A vaccine works by mimicking a natural infection. A vaccine not only induces immune response to protect people from any future COVID-19 infection, but also helps quickly build herd immunity to put an end to the pandemic. Herd immunity occurs when a sufficient percentage of a population becomes immune to a disease, making the spread of disease from person to person unlikely. The good news is that SARS-CoV-2 virus has been fairly stable, which increases the viability of a vaccine.

How many types of vaccines are there?

There are broadly four types of vaccine — one, a vaccine based on the whole virus (this could be either inactivated, or an attenuated [weakened] virus vaccine); two, a non-replicating viral vector vaccine that uses a benign virus as vector that carries the antigen of SARS-CoV; three, nucleic-acid vaccines that have genetic material like DNA and RNA of antigens like spike protein given to a person, helping human cells decode genetic material and produce the vaccine; and four, protein subunit vaccine wherein the recombinant proteins of SARS-COV-2 along with an adjuvant (booster) is given as a vaccine.
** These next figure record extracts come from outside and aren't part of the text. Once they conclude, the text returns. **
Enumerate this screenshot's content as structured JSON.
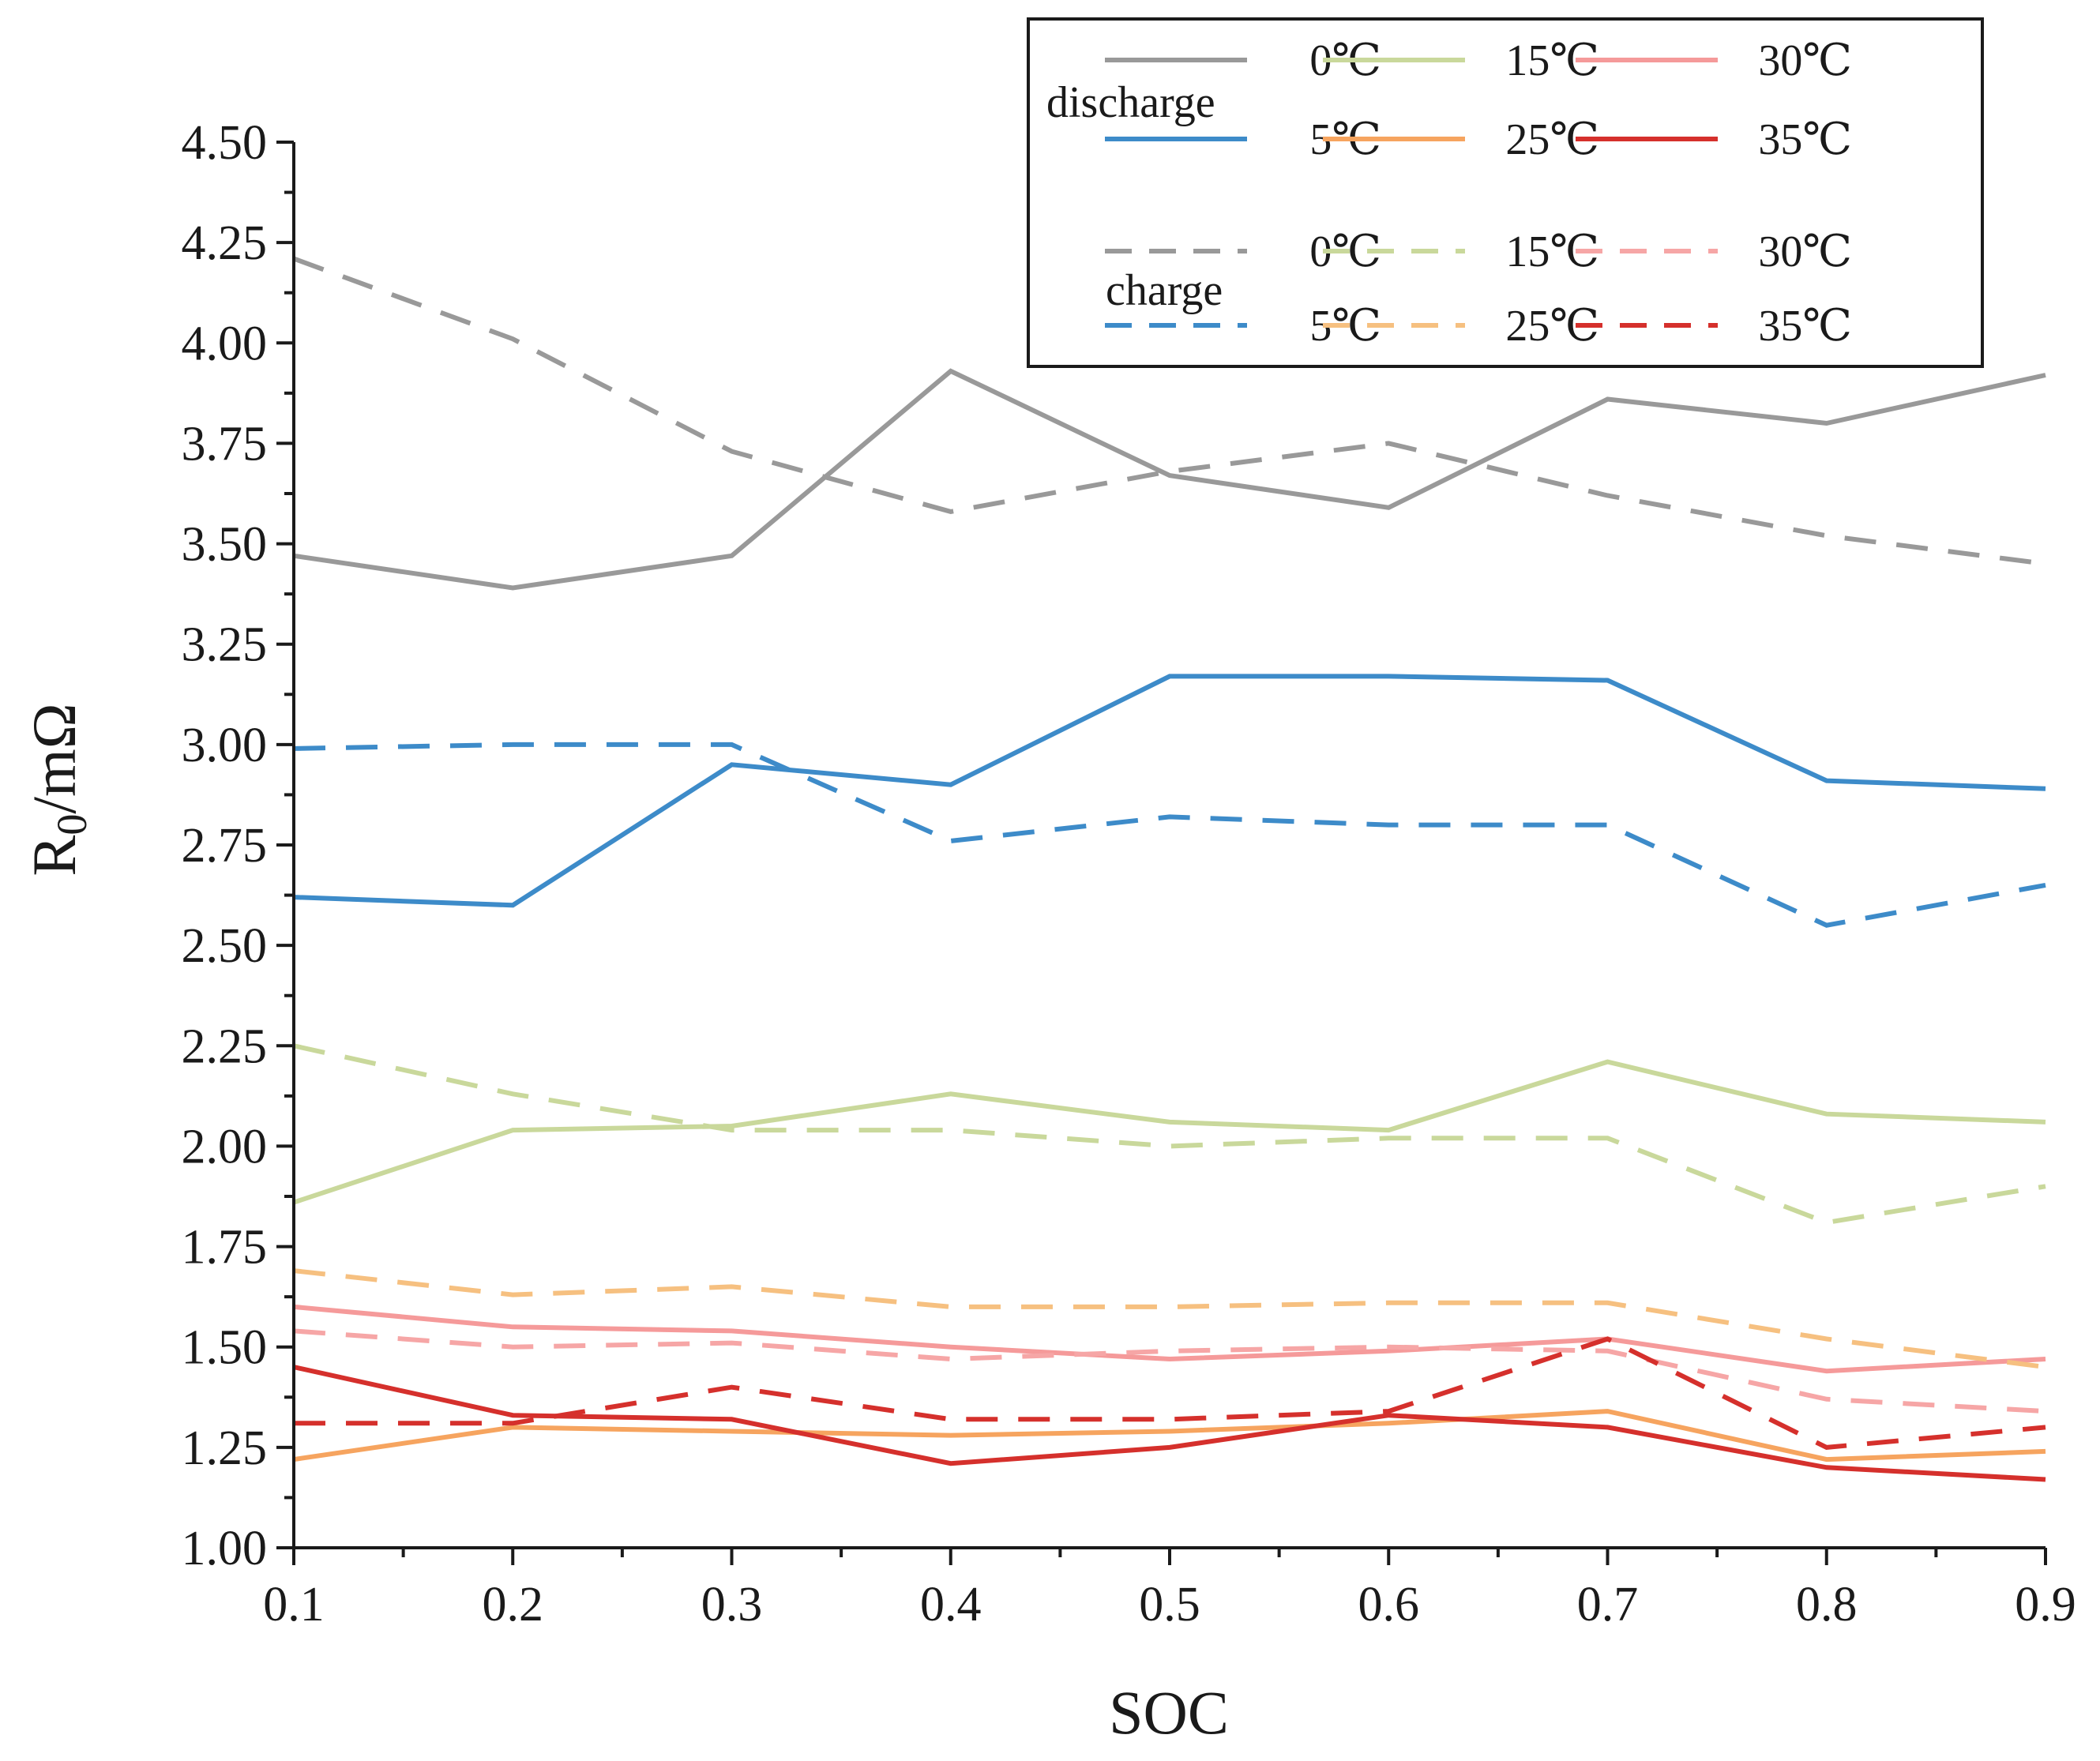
{
  "chart_data": {
    "type": "line",
    "xlabel": "SOC",
    "ylabel_main": "R",
    "ylabel_sub": "0",
    "ylabel_unit": "/mΩ",
    "xlim": [
      0.1,
      0.9
    ],
    "ylim": [
      1.0,
      4.5
    ],
    "x": [
      0.1,
      0.2,
      0.3,
      0.4,
      0.5,
      0.6,
      0.7,
      0.8,
      0.9
    ],
    "x_tick_labels": [
      "0.1",
      "0.2",
      "0.3",
      "0.4",
      "0.5",
      "0.6",
      "0.7",
      "0.8",
      "0.9"
    ],
    "y_ticks": [
      1.0,
      1.25,
      1.5,
      1.75,
      2.0,
      2.25,
      2.5,
      2.75,
      3.0,
      3.25,
      3.5,
      3.75,
      4.0,
      4.25,
      4.5
    ],
    "y_tick_labels": [
      "1.00",
      "1.25",
      "1.50",
      "1.75",
      "2.00",
      "2.25",
      "2.50",
      "2.75",
      "3.00",
      "3.25",
      "3.50",
      "3.75",
      "4.00",
      "4.25",
      "4.50"
    ],
    "grid": false,
    "legend_position": "top-right",
    "legend_groups": [
      "discharge",
      "charge"
    ],
    "series": [
      {
        "group": "discharge",
        "name": "0℃",
        "color": "#999999",
        "style": "solid",
        "values": [
          3.47,
          3.39,
          3.47,
          3.93,
          3.67,
          3.59,
          3.86,
          3.8,
          3.92
        ]
      },
      {
        "group": "discharge",
        "name": "5℃",
        "color": "#3d8bc9",
        "style": "solid",
        "values": [
          2.62,
          2.6,
          2.95,
          2.9,
          3.17,
          3.17,
          3.16,
          2.91,
          2.89
        ]
      },
      {
        "group": "discharge",
        "name": "15℃",
        "color": "#c9d89b",
        "style": "solid",
        "values": [
          1.86,
          2.04,
          2.05,
          2.13,
          2.06,
          2.04,
          2.21,
          2.08,
          2.06
        ]
      },
      {
        "group": "discharge",
        "name": "25℃",
        "color": "#f6a45f",
        "style": "solid",
        "values": [
          1.22,
          1.3,
          1.29,
          1.28,
          1.29,
          1.31,
          1.34,
          1.22,
          1.24
        ]
      },
      {
        "group": "discharge",
        "name": "30℃",
        "color": "#f59a9a",
        "style": "solid",
        "values": [
          1.6,
          1.55,
          1.54,
          1.5,
          1.47,
          1.49,
          1.52,
          1.44,
          1.47
        ]
      },
      {
        "group": "discharge",
        "name": "35℃",
        "color": "#d5302c",
        "style": "solid",
        "values": [
          1.45,
          1.33,
          1.32,
          1.21,
          1.25,
          1.33,
          1.3,
          1.2,
          1.17
        ]
      },
      {
        "group": "charge",
        "name": "0℃",
        "color": "#999999",
        "style": "dashed",
        "values": [
          4.21,
          4.01,
          3.73,
          3.58,
          3.68,
          3.75,
          3.62,
          3.52,
          3.45
        ]
      },
      {
        "group": "charge",
        "name": "5℃",
        "color": "#3d8bc9",
        "style": "dashed",
        "values": [
          2.99,
          3.0,
          3.0,
          2.76,
          2.82,
          2.8,
          2.8,
          2.55,
          2.65
        ]
      },
      {
        "group": "charge",
        "name": "15℃",
        "color": "#c9d89b",
        "style": "dashed",
        "values": [
          2.25,
          2.13,
          2.04,
          2.04,
          2.0,
          2.02,
          2.02,
          1.81,
          1.9
        ]
      },
      {
        "group": "charge",
        "name": "25℃",
        "color": "#f6c080",
        "style": "dashed",
        "values": [
          1.69,
          1.63,
          1.65,
          1.6,
          1.6,
          1.61,
          1.61,
          1.52,
          1.45
        ]
      },
      {
        "group": "charge",
        "name": "30℃",
        "color": "#f6a6a6",
        "style": "dashed",
        "values": [
          1.54,
          1.5,
          1.51,
          1.47,
          1.49,
          1.5,
          1.49,
          1.37,
          1.34
        ]
      },
      {
        "group": "charge",
        "name": "35℃",
        "color": "#d5302c",
        "style": "dashed",
        "values": [
          1.31,
          1.31,
          1.4,
          1.32,
          1.32,
          1.34,
          1.52,
          1.25,
          1.3
        ]
      }
    ]
  }
}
What does it take to develop a vaccine of this kind?

Vaccine development is a long, complex process. Unlike drugs that are given to people with a diseased, vaccines are given to healthy people and also vulnerable sections such as children, pregnant women and the elderly. So rigorous tests are compulsory. History says that the fastest time it took to develop a vaccine is five years, but it usually takes double or sometimes triple that time.